Macro-économie / Taux / Unedic / Dette / excédents
Macro-économie / Taux
Unedic / Dette / excédents
Redressement chahuté des comptes de l’Unédic / La conjoncture apparaît moins favorable
Ce sera un retour dans le vert moins florissant qu’attendu pour l’Unédic. Ses dernières prévisions datant de juin dernier mettaient en évidence un excédent cumulé de 21,1 milliards d’euros entre 2024 et 2027. L’organisme paritaire vient de dévoiler qu’il révisait significativement à la baisse cette estimation à 15 milliards d’euros. Le comportement de l’activité économique et ses retombées sur le marché du travail n’y sont pas pour rien.

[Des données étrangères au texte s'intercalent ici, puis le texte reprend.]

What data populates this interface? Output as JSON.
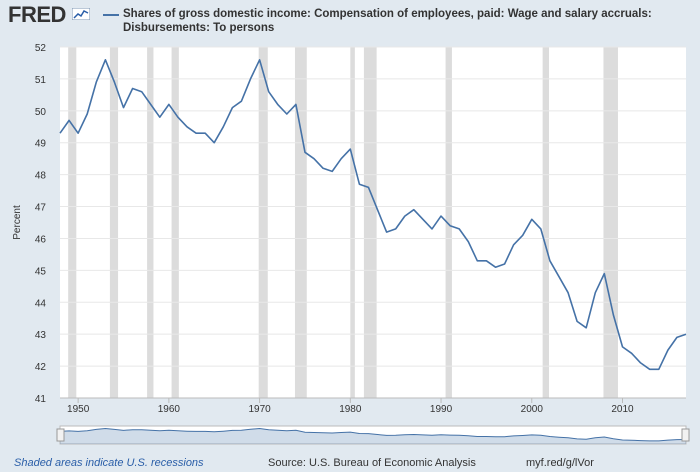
{
  "logo": {
    "text": "FRED"
  },
  "title": {
    "line1": "Shares of gross domestic income: Compensation of employees, paid: Wage and salary accruals:",
    "line2": "Disbursements: To persons"
  },
  "colors": {
    "series": "#4572a7",
    "recession": "#dcdcdc",
    "plot_bg": "#ffffff",
    "page_bg": "#e1e9f0",
    "grid": "#e8e8e8"
  },
  "footer": {
    "recession_note": "Shaded areas indicate U.S. recessions",
    "source": "Source: U.S. Bureau of Economic Analysis",
    "url": "myf.red/g/lVor"
  },
  "chart_data": {
    "type": "line",
    "title": "Shares of gross domestic income: Compensation of employees, paid: Wage and salary accruals: Disbursements: To persons",
    "xlabel": "",
    "ylabel": "Percent",
    "xlim": [
      1948,
      2017
    ],
    "ylim": [
      41,
      52
    ],
    "x_ticks": [
      1950,
      1960,
      1970,
      1980,
      1990,
      2000,
      2010
    ],
    "y_ticks": [
      41,
      42,
      43,
      44,
      45,
      46,
      47,
      48,
      49,
      50,
      51,
      52
    ],
    "grid": true,
    "recessions": [
      [
        1948.9,
        1949.8
      ],
      [
        1953.5,
        1954.4
      ],
      [
        1957.6,
        1958.3
      ],
      [
        1960.3,
        1961.1
      ],
      [
        1969.9,
        1970.9
      ],
      [
        1973.9,
        1975.2
      ],
      [
        1980.0,
        1980.5
      ],
      [
        1981.5,
        1982.9
      ],
      [
        1990.5,
        1991.2
      ],
      [
        2001.2,
        2001.9
      ],
      [
        2007.9,
        2009.5
      ]
    ],
    "series": [
      {
        "name": "Shares of gross domestic income: Compensation of employees, paid: Wage and salary accruals: Disbursements: To persons",
        "x": [
          1948,
          1949,
          1950,
          1951,
          1952,
          1953,
          1954,
          1955,
          1956,
          1957,
          1958,
          1959,
          1960,
          1961,
          1962,
          1963,
          1964,
          1965,
          1966,
          1967,
          1968,
          1969,
          1970,
          1971,
          1972,
          1973,
          1974,
          1975,
          1976,
          1977,
          1978,
          1979,
          1980,
          1981,
          1982,
          1983,
          1984,
          1985,
          1986,
          1987,
          1988,
          1989,
          1990,
          1991,
          1992,
          1993,
          1994,
          1995,
          1996,
          1997,
          1998,
          1999,
          2000,
          2001,
          2002,
          2003,
          2004,
          2005,
          2006,
          2007,
          2008,
          2009,
          2010,
          2011,
          2012,
          2013,
          2014,
          2015,
          2016,
          2017
        ],
        "values": [
          49.3,
          49.7,
          49.3,
          49.9,
          50.9,
          51.6,
          50.9,
          50.1,
          50.7,
          50.6,
          50.2,
          49.8,
          50.2,
          49.8,
          49.5,
          49.3,
          49.3,
          49.0,
          49.5,
          50.1,
          50.3,
          51.0,
          51.6,
          50.6,
          50.2,
          49.9,
          50.2,
          48.7,
          48.5,
          48.2,
          48.1,
          48.5,
          48.8,
          47.7,
          47.6,
          46.9,
          46.2,
          46.3,
          46.7,
          46.9,
          46.6,
          46.3,
          46.7,
          46.4,
          46.3,
          45.9,
          45.3,
          45.3,
          45.1,
          45.2,
          45.8,
          46.1,
          46.6,
          46.3,
          45.3,
          44.8,
          44.3,
          43.4,
          43.2,
          44.3,
          44.9,
          43.6,
          42.6,
          42.4,
          42.1,
          41.9,
          41.9,
          42.5,
          42.9,
          43.0
        ]
      }
    ]
  }
}
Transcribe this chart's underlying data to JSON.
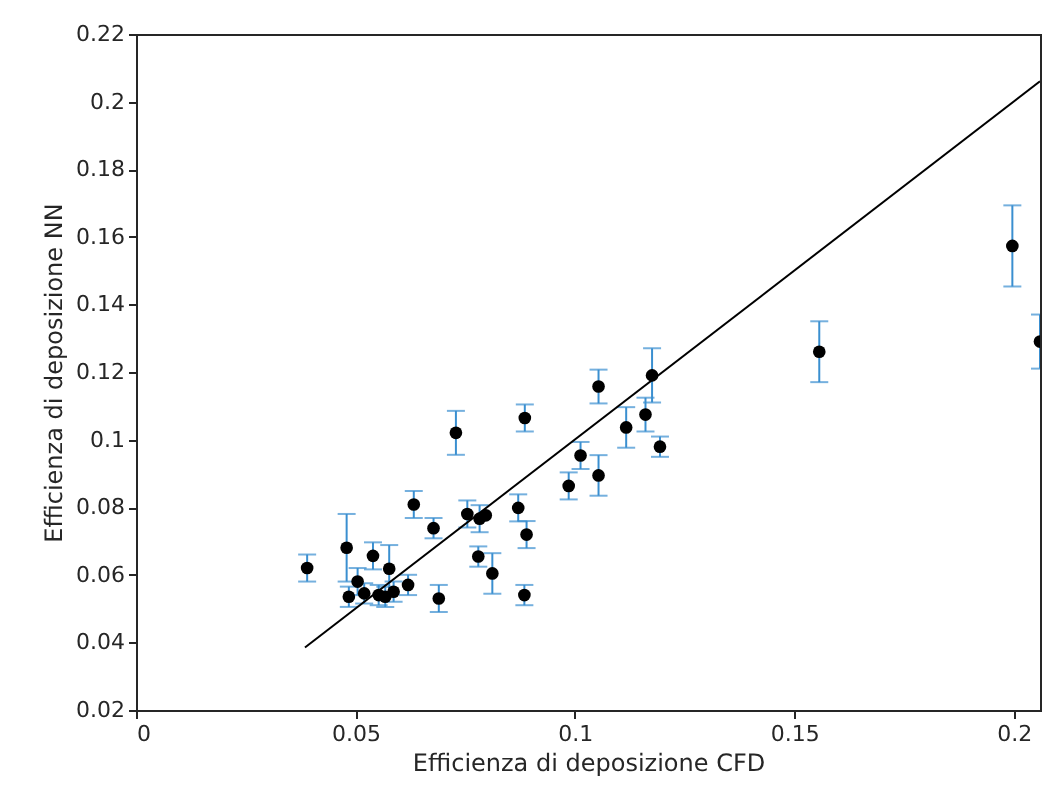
{
  "chart_data": {
    "type": "scatter",
    "xlabel": "Efficienza di deposizione CFD",
    "ylabel": "Efficienza di deposizione NN",
    "xlim": [
      0,
      0.206
    ],
    "ylim": [
      0.02,
      0.22
    ],
    "xticks": [
      0,
      0.05,
      0.1,
      0.15,
      0.2
    ],
    "yticks": [
      0.02,
      0.04,
      0.06,
      0.08,
      0.1,
      0.12,
      0.14,
      0.16,
      0.18,
      0.2,
      0.22
    ],
    "grid": false,
    "series": [
      {
        "color": "#000000",
        "marker": "circle",
        "x": [
          0.039,
          0.048,
          0.0485,
          0.0505,
          0.052,
          0.054,
          0.0553,
          0.0568,
          0.0577,
          0.0587,
          0.062,
          0.0633,
          0.0678,
          0.069,
          0.0729,
          0.0755,
          0.078,
          0.0783,
          0.0797,
          0.0812,
          0.0871,
          0.0886,
          0.089,
          0.0885,
          0.0986,
          0.1013,
          0.1054,
          0.1054,
          0.1117,
          0.1161,
          0.1176,
          0.1194,
          0.1557,
          0.1997,
          0.206
        ],
        "values": [
          0.062,
          0.068,
          0.0535,
          0.058,
          0.0545,
          0.0656,
          0.054,
          0.0535,
          0.0618,
          0.055,
          0.057,
          0.0808,
          0.0738,
          0.053,
          0.102,
          0.078,
          0.0654,
          0.0766,
          0.0776,
          0.0604,
          0.0798,
          0.1064,
          0.0719,
          0.054,
          0.0863,
          0.0953,
          0.0894,
          0.1157,
          0.1036,
          0.1074,
          0.119,
          0.0979,
          0.126,
          0.1573,
          0.129
        ],
        "errors": [
          0.004,
          0.01,
          0.003,
          0.004,
          0.003,
          0.004,
          0.003,
          0.003,
          0.007,
          0.003,
          0.003,
          0.004,
          0.003,
          0.004,
          0.0065,
          0.004,
          0.003,
          0.004,
          null,
          0.006,
          0.004,
          0.004,
          0.004,
          0.003,
          0.004,
          0.004,
          0.006,
          0.005,
          0.006,
          0.005,
          0.008,
          0.003,
          0.009,
          0.012,
          0.008
        ]
      },
      {
        "type": "line",
        "color": "#000000",
        "line_style": "solid",
        "marker": "none",
        "x": [
          0.0385,
          0.206
        ],
        "values": [
          0.0385,
          0.206
        ]
      }
    ]
  }
}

En effet, l’Unédic qui s’appuie sur le consensus des économistes, rapporte que la croissance en volume du Produit intérieur brut (PIB) de la France serait plus faible que prévu à l’horizon de la prévision : 1 % en 2025, 1,3 % en 2026 et 1,4 % en 2027. Si bien que dans trois ans, le PIB se situerait 0,4 % en dessous du niveau qui aurait été le sien dans l’ancienne prévision. Autre phénomène contrariant pour les comptes de l’Unédic : l’inflation plus faible qu’escompté. Le consensus juge qu’entre 2025 et 2027 les prix à la consommation augmenteront de 5,4 %, soit 0,2 point de moins que précédemment.

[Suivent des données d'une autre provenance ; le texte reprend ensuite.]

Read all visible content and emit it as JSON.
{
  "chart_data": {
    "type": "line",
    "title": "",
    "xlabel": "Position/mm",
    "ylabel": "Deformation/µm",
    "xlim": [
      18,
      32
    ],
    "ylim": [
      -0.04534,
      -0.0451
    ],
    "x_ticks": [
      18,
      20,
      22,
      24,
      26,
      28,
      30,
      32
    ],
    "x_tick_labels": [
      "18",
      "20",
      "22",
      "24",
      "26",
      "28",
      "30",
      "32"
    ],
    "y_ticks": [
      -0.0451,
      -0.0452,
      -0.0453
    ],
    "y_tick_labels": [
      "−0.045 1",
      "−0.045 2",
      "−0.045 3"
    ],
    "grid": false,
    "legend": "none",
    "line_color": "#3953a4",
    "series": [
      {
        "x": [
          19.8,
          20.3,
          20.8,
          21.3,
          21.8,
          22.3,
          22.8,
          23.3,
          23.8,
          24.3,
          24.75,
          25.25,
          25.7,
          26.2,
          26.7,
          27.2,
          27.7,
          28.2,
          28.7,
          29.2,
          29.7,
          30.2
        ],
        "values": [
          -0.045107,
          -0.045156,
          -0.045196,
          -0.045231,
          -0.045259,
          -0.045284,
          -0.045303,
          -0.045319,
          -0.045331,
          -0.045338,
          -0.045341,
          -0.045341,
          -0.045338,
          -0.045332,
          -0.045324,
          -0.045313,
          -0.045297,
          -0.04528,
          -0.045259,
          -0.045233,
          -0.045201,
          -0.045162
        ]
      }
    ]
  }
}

Une moindre croissance nominale implique une progression de la masse salariale moins importante, d’une part parce que cela signifie que les rémunérations en valeur augmenteront moins vite, d’autre part puisque les créations nettes d’emplois seront moins élevées qu’attendus, deux phénomènes qui impliquent moins de recettes (cotisations) pour le régime.
En outre, cela jouera négativement sur le solde car influant à la hausse sur les dépenses d’indemnisation des chômeurs. En effet, là où l’Unédic attendait auparavant 474 000 créations nettes d’emplois d’ici à 2027, elle n’en prévoit plus "que" 308 000.

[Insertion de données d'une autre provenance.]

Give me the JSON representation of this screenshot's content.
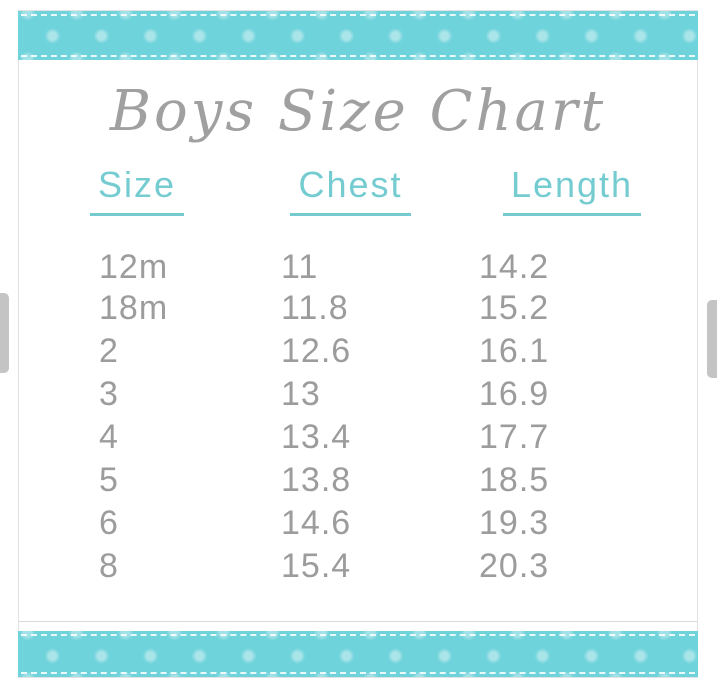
{
  "title": "Boys Size Chart",
  "chart_data": {
    "type": "table",
    "title": "Boys Size Chart",
    "columns": [
      "Size",
      "Chest",
      "Length"
    ],
    "rows": [
      [
        "12m",
        "11",
        "14.2"
      ],
      [
        "18m",
        "11.8",
        "15.2"
      ],
      [
        "2",
        "12.6",
        "16.1"
      ],
      [
        "3",
        "13",
        "16.9"
      ],
      [
        "4",
        "13.4",
        "17.7"
      ],
      [
        "5",
        "13.8",
        "18.5"
      ],
      [
        "6",
        "14.6",
        "19.3"
      ],
      [
        "8",
        "15.4",
        "20.3"
      ]
    ]
  },
  "colors": {
    "ribbon_teal": "#6fd3db",
    "ribbon_dot": "#9ce2e8",
    "header_teal": "#74ccd1",
    "text_gray": "#9c9c9c",
    "title_gray": "#a0a0a0",
    "handle_gray": "#c4c4c4",
    "border_gray": "#e2e2e2"
  }
}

Après 7,5 % en 2024, le taux de chômage atteindrait 7,7 % en 2025, 7,6 % en 2026 et 7,3 % en 2027, contre respectivement 7,6 %, 7,4 % et 7 % précédemment. En conséquence, 2,382 millions de chômeurs seraient indemnisés fin 2027, soit près de 100 000 de plus qu’anticipé.
Reste que fort de ses excédents, l’organisme pourra continuer de faire refluer son endettement. La dette du régime représenterait 44,3 milliards d’euros en 2027 contre 59,3 milliards d’euros prévus pour 2024. Elle était passée de 36,8 milliards d’euros fin 2019 à 63,6 milliards d’euros fin 2021 en raison de la crise Covid et des mesures d’urgence (activité partielle, etc.). "Depuis lors, la dette a amorcé une décrue et poursuivrait en ce sens d’ici 2027 sous l’effet conjugué des changements réglementaires (réformes 2021 et 2023, réforme des abandons de poste) et de la conjoncture. Les prélèvements État pour le financement de France Travail et de France Compétences (12,05 milliards d’euros de 2023 à 2026) joueraient en sens contraire, alourdissant la dette de l’Unédic", explique l’organisme.
Pour mémoire, la réforme de 2021 s’accompagnait notamment de l’allongement de la durée d’affiliation requise pour ouvrir un droit : de 4 à 6 mois de travail dans les 24 derniers mois. La réforme de 2023, elle, prévoit une réduction de la durée des droits d’un quart pour les demandeurs d’emploi lorsque l’économie est sur les bons rails (c’est-à-dire un taux de chômage inférieur à 9 % et qui ne connaît pas d’augmentation d’un trimestre sur l’autre de plus de 0,8 point).